Elektronischer Rechtsverkehr - Hinweise zur Einlegung eines Widerspruches

Elektronischer Rechtsverkehr

Mit der Einführung des elektronischen Rechtsverkehrs (ERV) wird die Möglichkeit eröffnet, Dokumente, die bislang ausgedruckt und unterschrieben in Papierform per Post oder Fax versandt werden mussten, auch als elektronische Dokumente zu übermitteln, wobei damit dieselbe Rechtsverbindlichkeit erzielt wird.

Voraussetzung dafür ist, dass die Übermittlung in einer bestimmten Art und Weise erfolgt, die den Anforderungen des Schriftformersatzes gerecht wird (die sog. „elektronische Form“ als Pendant zur Schriftform).

Für Sie bedeutet das, dass Sie einen mit einem Texterstellungsprogramm verfassten Schriftsatz nicht mehr ausdrucken und zur Post aufgeben müssen, sondern stattdessen die Datei an die Verwaltungsgemeinschaft Höchstadt a. d.

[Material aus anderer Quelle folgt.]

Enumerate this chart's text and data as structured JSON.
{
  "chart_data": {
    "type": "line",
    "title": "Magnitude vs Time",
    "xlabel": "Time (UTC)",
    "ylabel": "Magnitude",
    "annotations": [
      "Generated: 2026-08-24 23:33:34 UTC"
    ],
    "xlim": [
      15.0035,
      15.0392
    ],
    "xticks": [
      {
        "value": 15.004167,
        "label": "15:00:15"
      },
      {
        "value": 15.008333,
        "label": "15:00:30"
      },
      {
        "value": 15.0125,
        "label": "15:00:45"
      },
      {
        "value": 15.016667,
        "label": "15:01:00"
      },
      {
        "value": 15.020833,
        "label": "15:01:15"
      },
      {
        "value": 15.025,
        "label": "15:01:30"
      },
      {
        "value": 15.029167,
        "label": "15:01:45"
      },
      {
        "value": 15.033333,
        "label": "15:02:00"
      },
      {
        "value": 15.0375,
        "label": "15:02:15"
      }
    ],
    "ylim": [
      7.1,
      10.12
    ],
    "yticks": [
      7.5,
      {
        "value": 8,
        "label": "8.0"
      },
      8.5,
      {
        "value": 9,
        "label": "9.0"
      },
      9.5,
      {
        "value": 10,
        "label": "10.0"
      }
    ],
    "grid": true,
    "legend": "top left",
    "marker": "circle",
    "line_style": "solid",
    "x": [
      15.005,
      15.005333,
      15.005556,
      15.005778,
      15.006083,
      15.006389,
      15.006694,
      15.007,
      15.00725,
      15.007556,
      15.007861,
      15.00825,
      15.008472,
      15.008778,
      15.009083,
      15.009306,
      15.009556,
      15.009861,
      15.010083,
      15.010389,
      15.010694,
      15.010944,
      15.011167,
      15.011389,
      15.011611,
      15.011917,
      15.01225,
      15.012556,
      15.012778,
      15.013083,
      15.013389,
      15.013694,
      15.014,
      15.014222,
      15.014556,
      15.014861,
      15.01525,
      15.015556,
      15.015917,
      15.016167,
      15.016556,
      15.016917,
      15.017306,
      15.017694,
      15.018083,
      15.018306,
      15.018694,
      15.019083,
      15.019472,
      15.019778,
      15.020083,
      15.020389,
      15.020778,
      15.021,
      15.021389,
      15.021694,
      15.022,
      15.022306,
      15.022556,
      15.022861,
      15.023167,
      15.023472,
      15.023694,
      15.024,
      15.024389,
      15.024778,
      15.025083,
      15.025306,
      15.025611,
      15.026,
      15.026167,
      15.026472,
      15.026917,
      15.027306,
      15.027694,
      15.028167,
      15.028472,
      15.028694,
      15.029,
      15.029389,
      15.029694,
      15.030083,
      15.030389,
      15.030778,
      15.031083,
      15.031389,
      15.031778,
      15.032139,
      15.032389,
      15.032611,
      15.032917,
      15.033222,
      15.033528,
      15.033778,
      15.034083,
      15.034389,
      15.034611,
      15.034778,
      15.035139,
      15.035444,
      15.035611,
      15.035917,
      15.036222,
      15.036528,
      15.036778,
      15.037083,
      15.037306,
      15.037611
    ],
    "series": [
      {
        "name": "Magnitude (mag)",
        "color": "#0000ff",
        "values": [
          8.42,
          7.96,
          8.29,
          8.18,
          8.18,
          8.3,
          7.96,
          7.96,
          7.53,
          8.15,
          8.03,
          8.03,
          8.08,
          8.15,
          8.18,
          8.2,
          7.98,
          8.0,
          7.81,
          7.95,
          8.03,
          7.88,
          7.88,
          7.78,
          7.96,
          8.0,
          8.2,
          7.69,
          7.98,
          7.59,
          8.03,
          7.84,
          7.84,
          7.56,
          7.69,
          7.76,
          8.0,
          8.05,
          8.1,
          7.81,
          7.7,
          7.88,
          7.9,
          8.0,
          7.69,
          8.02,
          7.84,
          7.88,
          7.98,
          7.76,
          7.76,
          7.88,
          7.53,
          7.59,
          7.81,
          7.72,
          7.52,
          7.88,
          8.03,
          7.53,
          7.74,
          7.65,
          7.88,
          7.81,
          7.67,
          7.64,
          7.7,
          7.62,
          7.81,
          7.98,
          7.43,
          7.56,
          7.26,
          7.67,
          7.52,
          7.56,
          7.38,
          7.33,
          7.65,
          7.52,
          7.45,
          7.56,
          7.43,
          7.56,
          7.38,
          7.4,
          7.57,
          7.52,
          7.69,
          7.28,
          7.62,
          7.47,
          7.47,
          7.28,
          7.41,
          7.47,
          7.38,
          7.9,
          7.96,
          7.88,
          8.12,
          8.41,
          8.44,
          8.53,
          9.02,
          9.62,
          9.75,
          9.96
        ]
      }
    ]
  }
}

Aisch übersenden können.


Einlegung eines Widerspruches

Einen Widerspruch können Sie

- schriftlich,

- per Brief oder Fax und in

- elektronischer Form einlegen.


Sie können aber auch beim jeweiligen Sachbearbeiter vorsprechen und Ihren Widerspruch
dort protokollieren lassen (Gebühr: 75,00 € je angefangene Stunde). Die Sprechzeiten können Sie bei dem jeweiligen Sachbearbeiter erfragen.

Anforderungen und Bearbeitungsvoraussetzungen eines Widerspruches in elektronischer Form

Die übermittelten Dokumente müssen, um dieselbe rechtliche Verbindlichkeit wie ein unterschriebenes Papierdokument zu erlangen, mit einer qualifizierten elektronischen Signatur im Sinn des Signaturgesetzes versehen sein. 

Dafür muss eine Signatureinrichtung für qualifizierte elektronische Signaturen (Signaturkarte und Kartenleser) verwendet werden.

Die Signaturkarte (Smartcard) wird von verschiedenen Trustcentern herausgegeben.

Informationen über die elektronische Signatur finden Sie bei der Bundesnetzagentur.

Hinweis:

Die rechtsverbindliche Einleitung eines Verfahrens per einfacher E-Mail hat der Gesetzgeber nicht zugelassen!